1642 Christopher the sone of Oliver Bruer was baptized the xxith day of October
Oliver himself was born too early for his name to be evidence of family sympathy with Oliver Cromwell. Generally speaking, those engaged in the wool trade, which dominated North Devon, were for Parliament. The area around South Molton was particularly fervent. Local women occupied the steps of the town cross there, with a supply of stones to brain the Royalists if they came. Conscripts to the Royalist force from South Molton and Bishops Nympton were in the lead when the men turned on their lieutenant and killed him. They had detected him as a Catholic when he did not attend church. But Rose Ash is not mentioned in the list of parishes known to be anti-Royalist. The local gentry were the Southcombs, to whom we are also related, and they were staunchly Royalist.
Grace and two-year-old Mary died within days of each other in the early months of the war, while Christopher was still a baby. The closeness of their deaths suggests an infectious illness. There was a terrible epidemic of plague that year, adding to the misery of the Civil War. Mary and Grace may have been early victims of that.
Burials. Rose Ash.
1642(3) Grace the wife of Oliver Bruer was buried the second day of ffebruary
1642(3) Mary the daughter of Oliver Bruer was buried the xiiiith day of ffebruary.

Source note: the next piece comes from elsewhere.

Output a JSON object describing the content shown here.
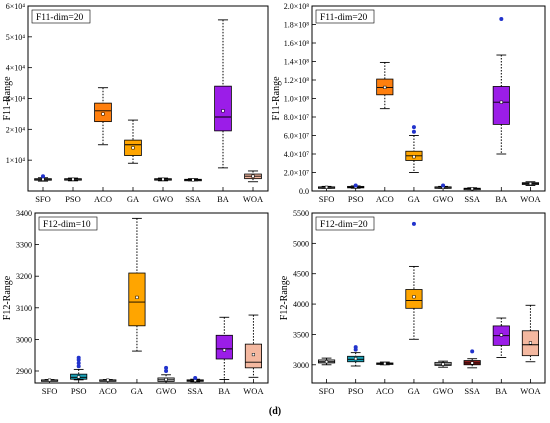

Oliver and his infant sons were left to live through these violent times. Mark Stoyle writes Loyalty and Locality: ‘Devon was thrown into utter chaos 1642-6. Rival armies marched and counter-marched across the countryside and not even the most remote and isolated villages were able to escape the hot breath of war.’
We do not know where Oliver and Christopher died. There is a gap in the Rose Ash records for the Commonwealth period 1646-1660, when civil registrations replaced those at the parish church. One or both of them may have died during this time. Oliver may even have been a casualty of the war. His name does not appear in the Hearth Tax returns for 1664.
The older son Ambrose moved to the larger town of Witheridge, where he raised a family.